The ACLJ Files Amicus Brief Asking Court To Throw Out Biden Administration's Outrageous Lawsuit Against Idaho's Abortion Ban


Laura Hernandez

August 19, 2022

4 min read

Pro Life



The ACLJ just filed an amicus brief defending Idaho’s new law banning abortion. As we explained here, Idaho’s pro-life law provides that “[e]very person who performs or attempts to perform an abortion . . . commits the crime of criminal abortion.” Effective August 25th, the law imposes penalties of two to five years’ imprisonment and license suspension for medical professionals who perform or assist in performing the abortion. The law includes exceptions for rape, incest, and when the life of the mother is in danger.

In its Complaint, the Biden Department of Justice (DOJ) asked a federal district court to enjoin Idaho’s abortion law, claiming that it conflicts with a federal law requiring hospitals who receive Medicare funding to administer emergency care to patients regardless of their ability to pay. The law is called the Emergency Medical Treatment and Labor Act (EMTALA).   The DOJ’s lawsuit is based solely on speculation and alleges no actual harm to anyone. As we told you earlier, the DOJ worries that it “might” be necessary to perform an abortion to preserve the mother’s health from serious injury, even though her life is not in danger. In that instance, Idaho’s abortion ban “might” conflict with EMTALA.

Now in our litigious society, it might seem like anyone can file a lawsuit any time.  But that is not actually true, and there are especially strict rules governing when federal court lawsuits are permitted.  And yes, even the DOJ must comply with those rules. When the DOJ sues a sovereign state in an attempt to thwart the state’s right to make abortion policy, that is more than just a disregard of the rules. It is a broadside attack on federalism, a key feature of our governmental structure.

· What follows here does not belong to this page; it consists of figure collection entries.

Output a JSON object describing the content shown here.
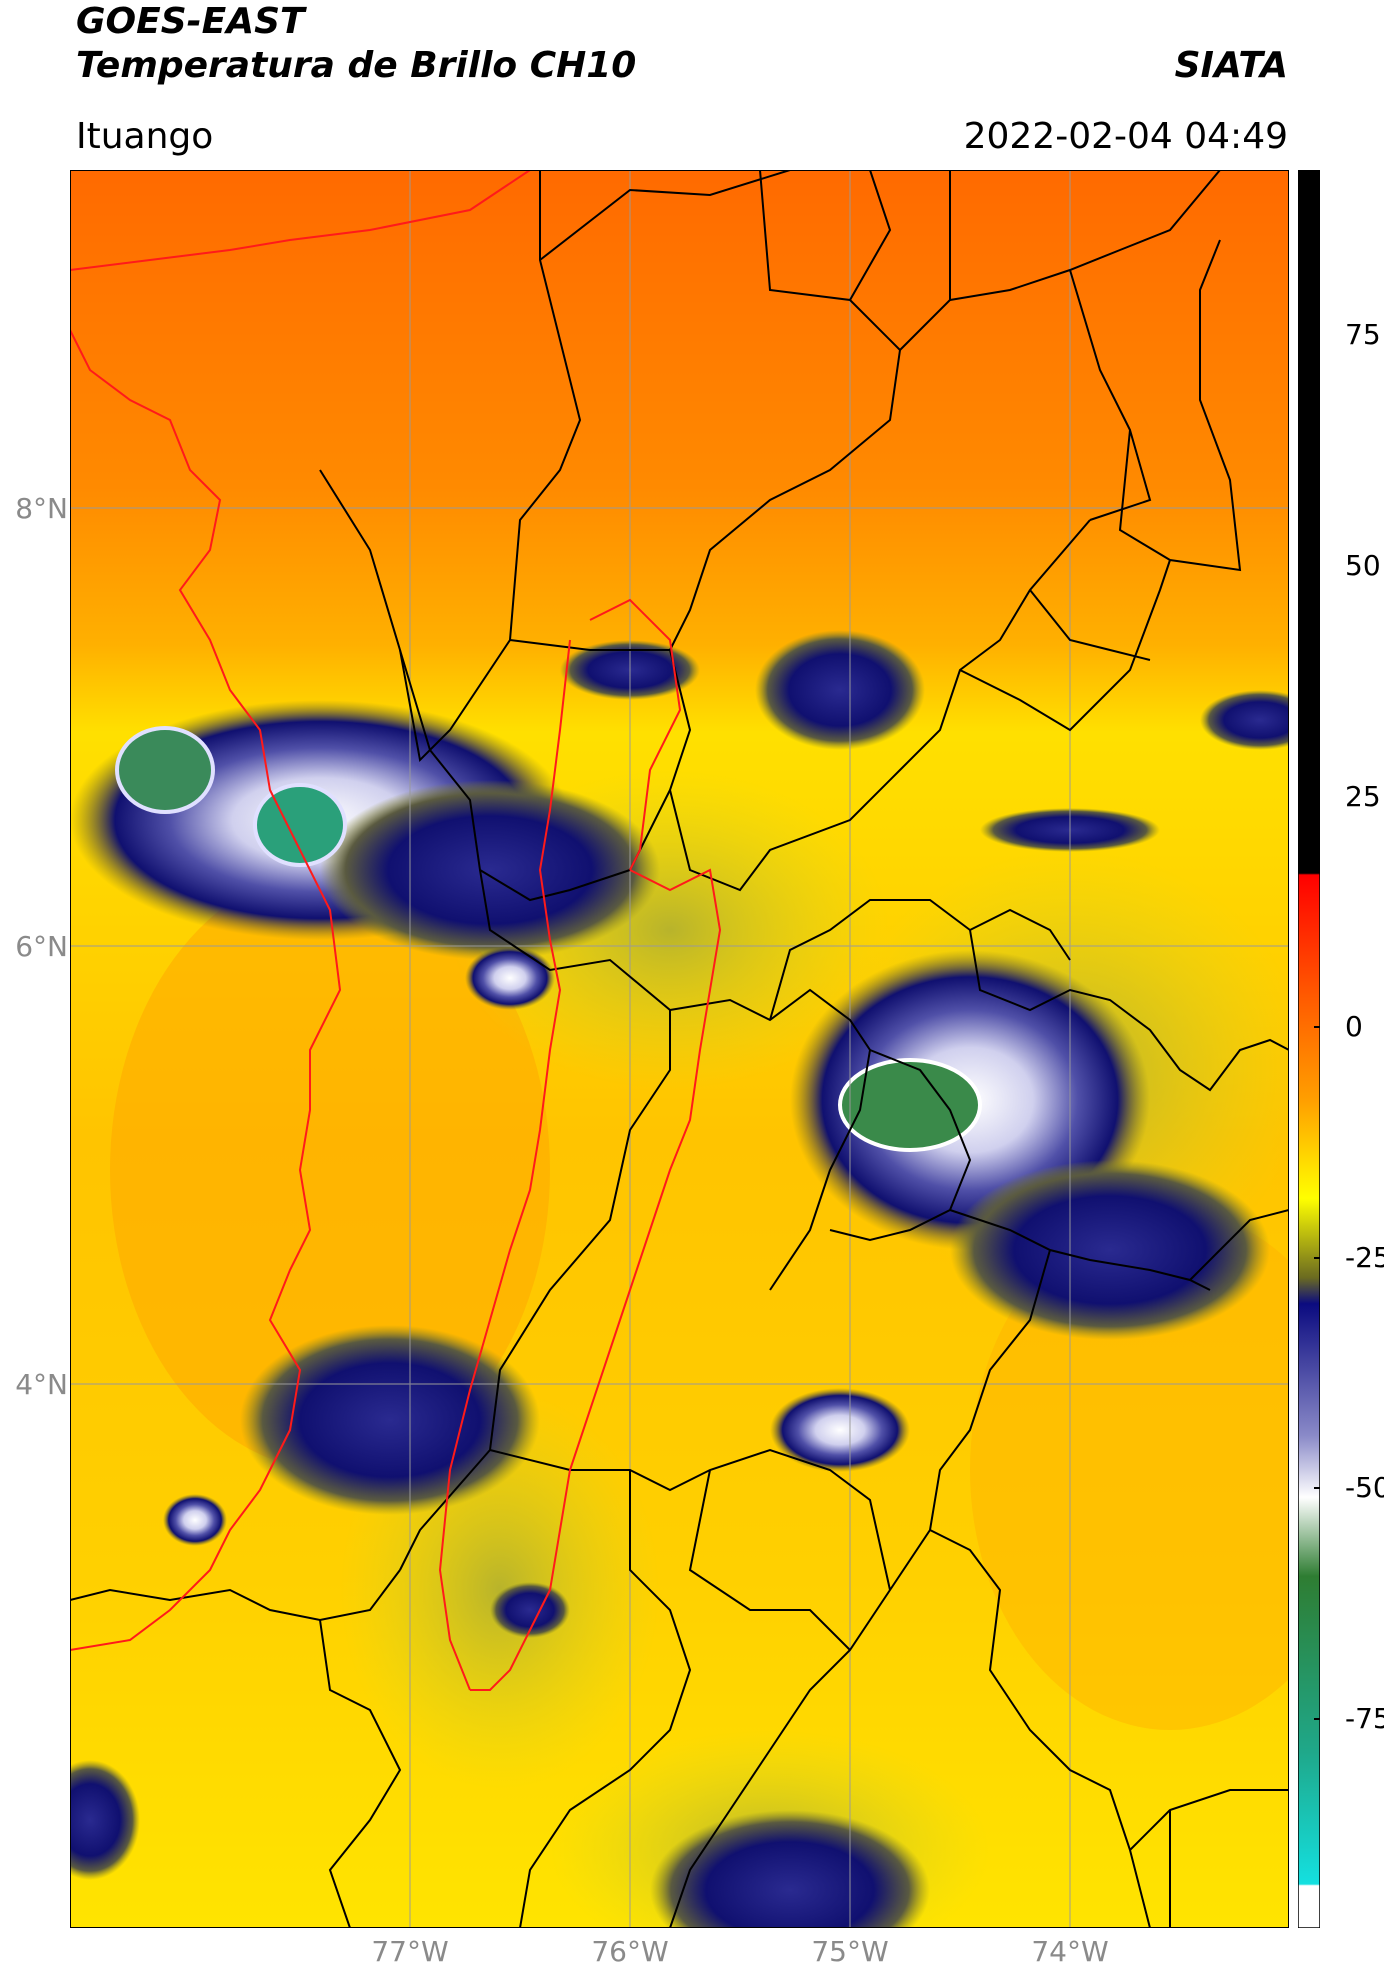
{
  "header": {
    "satellite": "GOES-EAST",
    "product": "Temperatura de Brillo CH10",
    "brand": "SIATA",
    "region": "Ituango",
    "datetime": "2022-02-04 04:49"
  },
  "map": {
    "lat_labels": [
      "8°N",
      "6°N",
      "4°N"
    ],
    "lon_labels": [
      "77°W",
      "76°W",
      "75°W",
      "74°W"
    ],
    "background_color": "#f9b800",
    "border_color_departments": "#000000",
    "border_color_highlight": "#ff1a1a",
    "grid_color": "#9a9a9a"
  },
  "colorbar": {
    "ticks": [
      "75",
      "50",
      "25",
      "0",
      "-25",
      "-50",
      "-75"
    ],
    "colors": {
      "hot": "#000000",
      "red": "#ff1000",
      "orange": "#ff8800",
      "yellow": "#ffff00",
      "olive": "#6b6b20",
      "navy": "#0b0b80",
      "white": "#ffffff",
      "green": "#2e7d32",
      "teal": "#1fa88a",
      "cyan": "#14e0e0"
    }
  }
}
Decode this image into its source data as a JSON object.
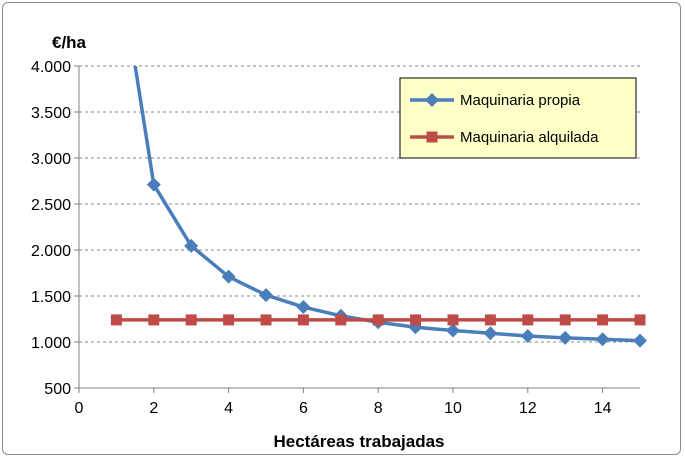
{
  "chart_data": {
    "type": "line",
    "title": "",
    "xlabel": "Hectáreas trabajadas",
    "ylabel": "€/ha",
    "xlim": [
      0,
      15
    ],
    "ylim": [
      500,
      4000
    ],
    "x_ticks": [
      0,
      2,
      4,
      6,
      8,
      10,
      12,
      14
    ],
    "y_ticks": [
      500,
      1000,
      1500,
      2000,
      2500,
      3000,
      3500,
      4000
    ],
    "x_tick_labels": [
      "0",
      "2",
      "4",
      "6",
      "8",
      "10",
      "12",
      "14"
    ],
    "y_tick_labels": [
      "500",
      "1.000",
      "1.500",
      "2.000",
      "2.500",
      "3.000",
      "3.500",
      "4.000"
    ],
    "grid": "horizontal-dashed",
    "legend_position": "top-right",
    "legend_background": "#ffffc8",
    "series": [
      {
        "name": "Maquinaria propia",
        "color": "#4a7ebb",
        "marker": "diamond",
        "x": [
          1,
          2,
          3,
          4,
          5,
          6,
          7,
          8,
          9,
          10,
          11,
          12,
          13,
          14,
          15
        ],
        "y": [
          5300,
          2710,
          2045,
          1710,
          1510,
          1380,
          1285,
          1215,
          1160,
          1125,
          1095,
          1065,
          1045,
          1030,
          1015
        ],
        "marker_start_index": 1
      },
      {
        "name": "Maquinaria alquilada",
        "color": "#be4b48",
        "marker": "square",
        "x": [
          1,
          2,
          3,
          4,
          5,
          6,
          7,
          8,
          9,
          10,
          11,
          12,
          13,
          14,
          15
        ],
        "y": [
          1240,
          1240,
          1240,
          1240,
          1240,
          1240,
          1240,
          1240,
          1240,
          1240,
          1240,
          1240,
          1240,
          1240,
          1240
        ]
      }
    ]
  }
}
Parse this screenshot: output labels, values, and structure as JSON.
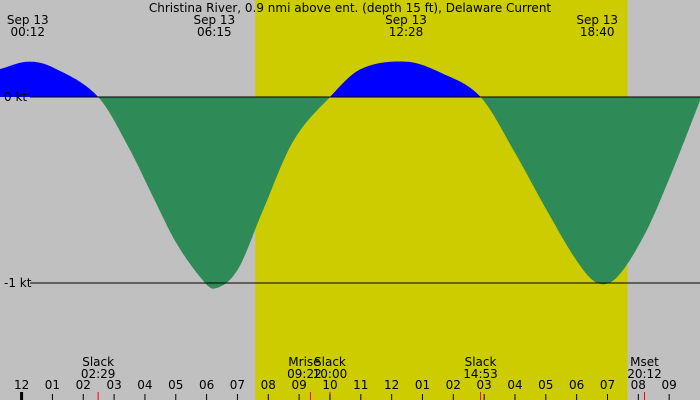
{
  "chart_data": {
    "type": "area",
    "title": "Christina River, 0.9 nmi above ent. (depth 15 ft), Delaware Current",
    "unit": "kt",
    "time_range_hours": [
      -0.7,
      22.0
    ],
    "y_range": [
      -1.55,
      0.55
    ],
    "y_ticks": [
      {
        "value": 0,
        "label": "0 kt"
      },
      {
        "value": -1,
        "label": "-1 kt"
      }
    ],
    "daylight": {
      "start_hour": 7.58,
      "end_hour": 19.65,
      "color": "#cccc00"
    },
    "background_color": "#c0c0c0",
    "flood_color": "#0000ff",
    "ebb_color": "#2e8b57",
    "current_points": [
      [
        -0.7,
        0.15
      ],
      [
        0.2,
        0.19
      ],
      [
        1.0,
        0.16
      ],
      [
        2.483,
        0.0
      ],
      [
        3.5,
        -0.28
      ],
      [
        4.3,
        -0.55
      ],
      [
        5.0,
        -0.78
      ],
      [
        5.8,
        -0.97
      ],
      [
        6.25,
        -1.03
      ],
      [
        7.0,
        -0.93
      ],
      [
        7.8,
        -0.62
      ],
      [
        8.8,
        -0.24
      ],
      [
        10.0,
        0.0
      ],
      [
        11.0,
        0.15
      ],
      [
        12.467,
        0.19
      ],
      [
        13.6,
        0.13
      ],
      [
        14.883,
        0.0
      ],
      [
        16.0,
        -0.3
      ],
      [
        17.0,
        -0.6
      ],
      [
        18.0,
        -0.88
      ],
      [
        18.667,
        -1.0
      ],
      [
        19.3,
        -0.97
      ],
      [
        20.2,
        -0.74
      ],
      [
        21.0,
        -0.44
      ],
      [
        22.0,
        -0.02
      ]
    ],
    "extremes": [
      {
        "date": "Sep 13",
        "time": "00:12",
        "hour": 0.2
      },
      {
        "date": "Sep 13",
        "time": "06:15",
        "hour": 6.25
      },
      {
        "date": "Sep 13",
        "time": "12:28",
        "hour": 12.467
      },
      {
        "date": "Sep 13",
        "time": "18:40",
        "hour": 18.667
      }
    ],
    "events": [
      {
        "name": "Slack",
        "time": "02:29",
        "hour": 2.483
      },
      {
        "name": "Mrise",
        "time": "09:22",
        "hour": 9.367
      },
      {
        "name": "Slack",
        "time": "10:00",
        "hour": 10.0
      },
      {
        "name": "Slack",
        "time": "14:53",
        "hour": 14.883
      },
      {
        "name": "Mset",
        "time": "20:12",
        "hour": 20.2
      }
    ],
    "hour_ticks": [
      {
        "hour": -1,
        "label": "11"
      },
      {
        "hour": 0,
        "label": "12"
      },
      {
        "hour": 1,
        "label": "01"
      },
      {
        "hour": 2,
        "label": "02"
      },
      {
        "hour": 3,
        "label": "03"
      },
      {
        "hour": 4,
        "label": "04"
      },
      {
        "hour": 5,
        "label": "05"
      },
      {
        "hour": 6,
        "label": "06"
      },
      {
        "hour": 7,
        "label": "07"
      },
      {
        "hour": 8,
        "label": "08"
      },
      {
        "hour": 9,
        "label": "09"
      },
      {
        "hour": 10,
        "label": "10"
      },
      {
        "hour": 11,
        "label": "11"
      },
      {
        "hour": 12,
        "label": "12"
      },
      {
        "hour": 13,
        "label": "01"
      },
      {
        "hour": 14,
        "label": "02"
      },
      {
        "hour": 15,
        "label": "03"
      },
      {
        "hour": 16,
        "label": "04"
      },
      {
        "hour": 17,
        "label": "05"
      },
      {
        "hour": 18,
        "label": "06"
      },
      {
        "hour": 19,
        "label": "07"
      },
      {
        "hour": 20,
        "label": "08"
      },
      {
        "hour": 21,
        "label": "09"
      }
    ]
  }
}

As we explained in our brief, “the federal government’s lawsuit is a transparent attempt to use [EMTALA] to coerce compliance with the Administration’s preferred abortion policy by hauling a sovereign state into federal court seeking equitable relief for violations of EMTALA that may never occur.” We explained further that dismissal of the DOJ’s complaint is essential to preserving federalism, because otherwise “there would be no limit on the federal government’s power to swoop into federal court for the purpose of dictating state policy.”

Not only does the DOJ’s lawsuit intrude on state powers, it also violates the separation of powers by intruding on Congress’s authority. In our system, Congress enacts federal laws and Congress has the authority to establish how those laws are enforced. When the DOJ decides it has the authority to enforce federal law in the manner of its choosing, it trespasses on Congress’s authority. Our brief states that the Constitution does “not provide for government by injunction in which the courts and the Executive Branch can make law without regard to the action of Congress.”

Idaho district court decisions are appealed to the Ninth Circuit Court of Appeals, and our brief concluded by quoting a controlling Ninth Circuit case:

The need to protect the individual branches of government from intrusion is a task not to be taken lightly. Just as any potential abuse of the judiciary must be curbed, any attempt by the executive branch to encroach in an area properly reserved for Congress must be scrutinized with caution, for what is at stake is the equilibrium established by our constitutional system.

Hopefully, the Idaho district court will heed the Ninth Circuit’s instruction.

The hearing will be next week on August 22nd, and we expect a quick ruling from the judge, given that Idaho’s abortion law takes effect on the 25th.  With your ongoing support, we will continue the fight to protect and promote pro-life legislation in the states.